Ainda no grupo dos novos, mais tarde...

  Nos pediram para retomar a pesquisa que fizeram e separar as falas das pessoas que achamos mais importantes, mais significativas da situação do bairro. Mas será que temos de tomar como princípio que o bairro é o mais importante? Você que está aí com os dados dos alunos, eles vêm daqui da região?

  Os do diurno, das séries iniciais do regular, sim. Os do noturno e do supletivo, não. Acho que teremos de pensar nos grupos separados.

  Proponho que, a título de exercício, comecemos considerando os do diurno. Depois a gente vê como foi discutido o caso dos do noturno.

  Certo. Vamos lá. Apareceu várias vezes, nesta parte do dossiê, a questão da violência e do transporte. Na fala dos alunos menores aparece uma escola divertida, com piscina, parque e cavalo e na sala dos maiores só que o professor seja menos chato ou que não falte tanto às aulas. Não é estranho?

  Parece que eles chegam com muita expectativa e aos poucos vão percebendo que não há espaço para ela e perdem a capacidade de sonhar...

  Muitas dessas falas me parecem ingênuas. Às vezes, dá impressão de que as pessoas não acreditam que qualquer coisa possa mudar, com exceção da fala da sociedade de moradores, parece que todos os outros esperam que as soluções lhes caiam na cabeça ou estão tão conformados que nem esperam que haja alguma solução.

  Por isso que a sugestão é confrontar as falas com a nossa visão! Agora eu estou entendendo o que a CP queria dizer quando falou que precisávamos verificar onde, na nossa opinião, essas falas necessitavam ser superadas...

  Eu continuo perdido com a quantidade de informações que temos. Vamos pegar uma situação para a partir dela fazer o programa ou vamos pegar todas?

  Eu sugiro pegar o tema Moradia. Daí dá para dar o poema do Vinícius, A Casa, dá para trabalhar números inteiros em matemática, dá para ensinar animais domésticos e selvagens em ciências e família em estudos sociais. Assim a gente não complica muito.

  Em outras palavras, você continua fazendo o que sempre fez. Eu não topo. Estou aqui queimando a pestana exatamente porque acho que o que estávamos fazendo não ajudava os alunos a aprender, além de que eu não estou muito certo de que servia para alguma coisa a não ser para passar em uma prova no final do ano.

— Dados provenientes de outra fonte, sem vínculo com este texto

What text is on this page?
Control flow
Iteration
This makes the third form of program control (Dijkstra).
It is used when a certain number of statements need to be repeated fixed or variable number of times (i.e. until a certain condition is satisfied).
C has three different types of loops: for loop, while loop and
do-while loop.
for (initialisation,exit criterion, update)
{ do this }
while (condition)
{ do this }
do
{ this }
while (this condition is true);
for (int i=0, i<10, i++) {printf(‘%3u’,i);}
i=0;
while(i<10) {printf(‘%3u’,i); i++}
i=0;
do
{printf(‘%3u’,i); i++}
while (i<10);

  Voltando à nossa questão anterior. Aqui tem uma sugestão para organizar as informações do levantamento preliminar. Que tal pensar como essas falas se relacionam? A sugestão é pensar a partir de algumas categorias como Moradia. Trabalho e Transporte. Em seguida, relacioná-las com Convivência, Redes de água, Luz, etc., e outros serviços como Educação e Saúde.

  Essa charada eu matei. 0 que estão propondo é que a gente pense como por trás dessa realidade está a questão da ocupação do solo urbano...

  Pois o que eu acho interessante é a forma como as pessoas se expressam. Veja como utilizam palavras que não são comuns aqui, como aperreado, e quase não fazem concordância entre sujeito e verbo. Não é só gramática: veja o estilo da narração. Mais parece um poema.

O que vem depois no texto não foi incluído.